Yerli Otomobil TOGG’un CEO’su Gürcan Karakaş, otomotiv sanayisinin büyük bir hızla mobilite ekosistemine dönüştüğünü, TOGG olarak bu dönüşümün bir parçası olmak üzere yola çıktıklarını söyledi.
TEKNOFEST Havacılık, Uzay ve Teknoloji Festivali dahilinde gerçekleşen Take Off Uluslararası Girişim Zirvesi'nde konuşan yerli otomobil TOGG’un CEO’su Gürcan Karakaş, otomotiv sanayisinin büyük bir hızla mobilite ekosistemine dönüştüğünü, TOGG olarak bu dönüşümün bir parçası olmak üzere yola çıktıklarını söyledi.
İLGİNİZİ ÇEKEBİLİR
Yerli Otomobil TOGG’un CEO’su Açıklamalarda Bulundu
Fikri ve sınai mülkiyeti % 100 Türkiye'ye ait küresel bir markayı ortaya çıkarmak ve Türk mobilite ekosisteminin çekirdeğini oluşturmak hedefi ile planlar doğrultusunda adım adım ilerlediklerini belirten Gürcan Karakaş;
"2018 yılında başlayan ve 2033’e kadar sürecek olan 15 yıllık bir iş planı yaptık.
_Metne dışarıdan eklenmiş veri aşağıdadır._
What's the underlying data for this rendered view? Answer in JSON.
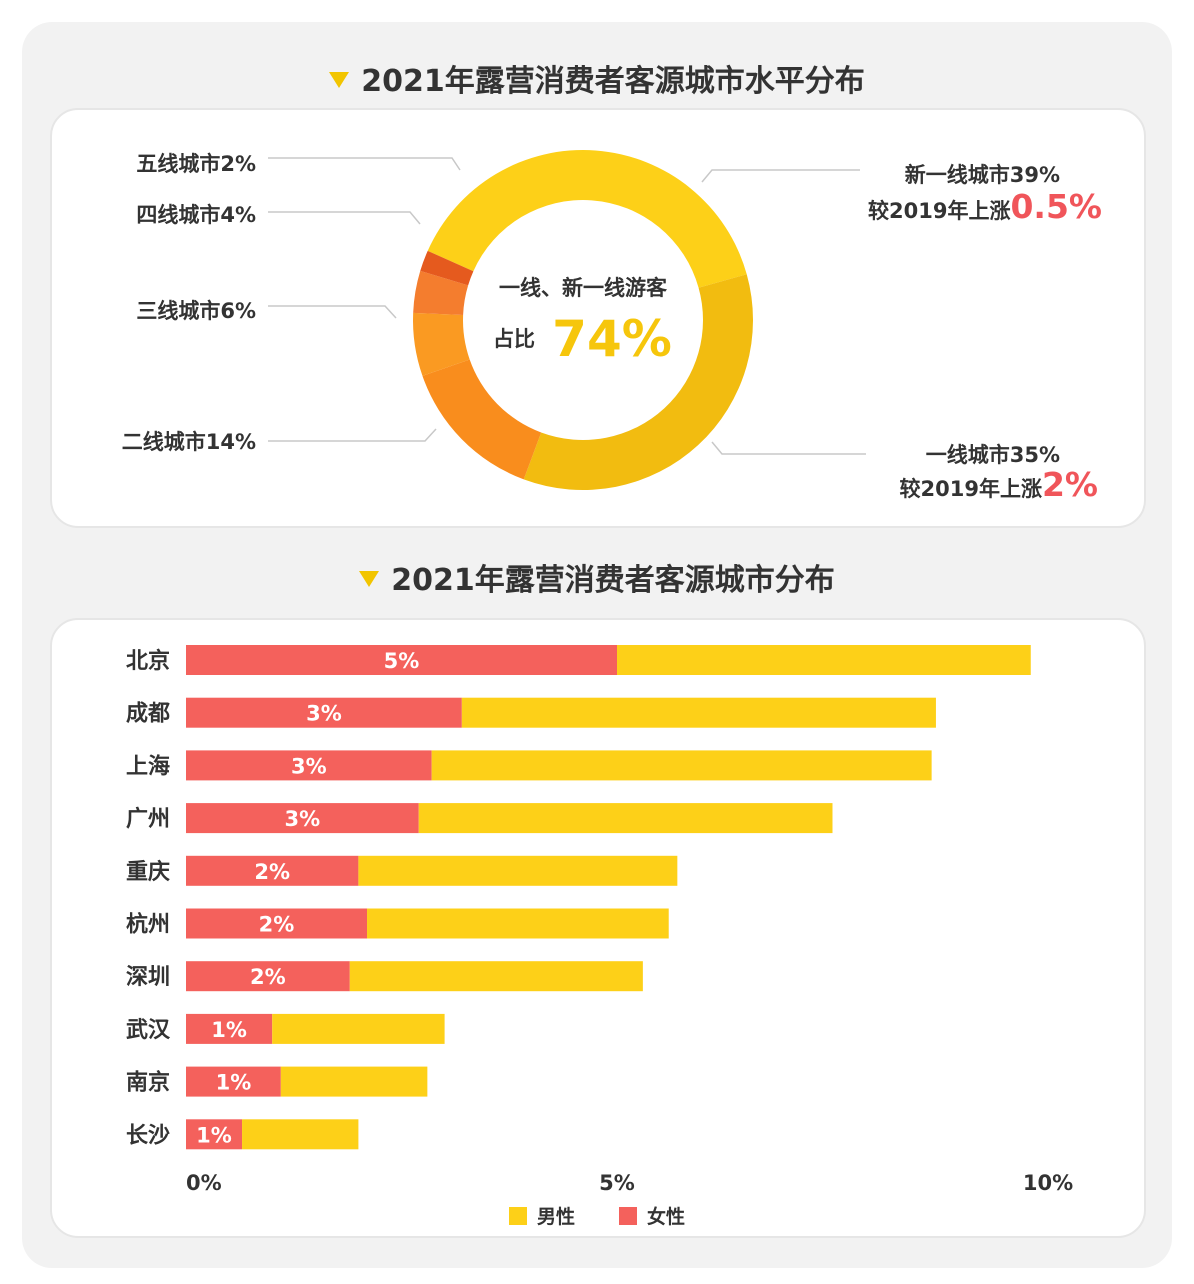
{
  "donut": {
    "title": "2021年露营消费者客源城市水平分布",
    "center_line1": "一线、新一线游客",
    "center_prefix": "占比",
    "center_value": "74%",
    "labels": {
      "tier5": "五线城市2%",
      "tier4": "四线城市4%",
      "tier3": "三线城市6%",
      "tier2": "二线城市14%",
      "new_tier1": "新一线城市39%",
      "new_tier1_change_prefix": "较2019年上涨",
      "new_tier1_change": "0.5%",
      "tier1": "一线城市35%",
      "tier1_change_prefix": "较2019年上涨",
      "tier1_change": "2%"
    }
  },
  "bars": {
    "title": "2021年露营消费者客源城市分布",
    "legend_male": "男性",
    "legend_female": "女性"
  },
  "colors": {
    "new_tier1": "#fdd018",
    "tier1": "#f2bc10",
    "tier2": "#f98d1d",
    "tier3": "#fa9a22",
    "tier4": "#f47d2e",
    "tier5": "#e55a1e",
    "female": "#f4615c",
    "male": "#fdd018",
    "accent_red": "#f0555a",
    "accent_yellow": "#f6c60c"
  },
  "chart_data": [
    {
      "type": "pie",
      "title": "2021年露营消费者客源城市水平分布",
      "slices": [
        {
          "label": "新一线城市",
          "value": 39
        },
        {
          "label": "一线城市",
          "value": 35
        },
        {
          "label": "二线城市",
          "value": 14
        },
        {
          "label": "三线城市",
          "value": 6
        },
        {
          "label": "四线城市",
          "value": 4
        },
        {
          "label": "五线城市",
          "value": 2
        }
      ]
    },
    {
      "type": "bar",
      "orientation": "horizontal",
      "stacked": true,
      "title": "2021年露营消费者客源城市分布",
      "categories": [
        "北京",
        "成都",
        "上海",
        "广州",
        "重庆",
        "杭州",
        "深圳",
        "武汉",
        "南京",
        "长沙"
      ],
      "series": [
        {
          "name": "女性",
          "values": [
            5.0,
            3.2,
            2.85,
            2.7,
            2.0,
            2.1,
            1.9,
            1.0,
            1.1,
            0.65
          ],
          "labels": [
            "5%",
            "3%",
            "3%",
            "3%",
            "2%",
            "2%",
            "2%",
            "1%",
            "1%",
            "1%"
          ]
        },
        {
          "name": "男性",
          "values": [
            4.8,
            5.5,
            5.8,
            4.8,
            3.7,
            3.5,
            3.4,
            2.0,
            1.7,
            1.35
          ]
        }
      ],
      "xlim": [
        0,
        10
      ],
      "xticks": [
        "0%",
        "5%",
        "10%"
      ],
      "legend": "bottom"
    }
  ]
}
Bu planın çerçevesini işinin ehli bir ekiple destekliyoruz. Mobilite ekosistemimizin merkezi olan Gemlik Tesisimizi, ‘Akıllı’, ‘Çevre Dostu’ ve ‘Aynı Çatı Altında’ gibi pek çok niteliği ile ‘Bir Fabrikadan Daha Fazlası’ olarak tanımlıyoruz. Bir yandan buradaki çalışmalarımız hızla devam ederken, diğer yandan mühendislik ve geliştirme tarafında da hız kesmeden faaliyetlerimizi sürdürüyoruz." diye konuştu.
Yerli Otomobil TOGG 10 Start-UP İle Beraber Çalışıyor
TOGG’un mobilite ekosistemi içinde başka firmalar ile özellikle de start-up’larla iş birliği yapmanın oldukça önemli bir yer tuttuğunu vurgulayan CEO Gürcan Karakaş, sözlerine şöyle devam etti:
”Bugünün otomobil dünyası ürün konseptini oluşturma, aracı geliştirme, üretme, satış ve sonrasındaki işleyişlerle ilgileniyor. Bizim işimiz ise başkalarının işinin bittiği yerde başlıyor çünkü biz otomobili yeni nesil akıllı bir mobilite cihazına dönüştürüyoruz.
Buradaki dönüşüm için yeni yetkinliklere sahip olan tedarikçiler ve iş ortaklarına ihtiyacımız var. Çünkü veri bazlı iş modelleri bu yeni dünyada çok önemli ve müthiş bir potansiyel. 2035'ten itibaren kârlılık havuzunun yüzde 40-50’sinin bu dünyadan geleceği öngörülüyor.
İLGİNİZİ ÇEKEBİLİR
Yolculuğumuz içinde, tüm geliştirme süreçlerimizde bulabilirsek tercihen Türkiye’den, bulamazsak dünyanın neresinde ise en iyileri bulup işbirliği yapıyoruz, yapmaya devam edeceğiz.
Özellikle ‘smart living’ akıllı yaşam diye tabir ettiğimiz alandaki bağlantılı teknolojilere hizmet edecek çözümler üreten ve yine ‘disruptive’ dediğimiz, oyunun kuralını değiştirecek, ezberleri bozacak alanlarda adım atan start-uplar radarımızda. Şimdiye kadar kullanıcı odaklı, akıllı, empatik, bağlantılı, otonom, paylaşımlı ve elektrikli mobilite kavramlarımızı temsil eden use-case mobility değer zincirimize katkı sağlayacağını düşündüğümüz yüzde 85’i Türkiye’den 220 start-up’ı inceledik, 125 start-up ile görüştük, 24 start-up ile anlaşmalar yaptık ve 10 start-up ile birlikte çalışıyoruz. Türkiye’deki mobilite ekosistemini start-up’larla birlikte dönüştürüyoruz.” ifadelerine değindi.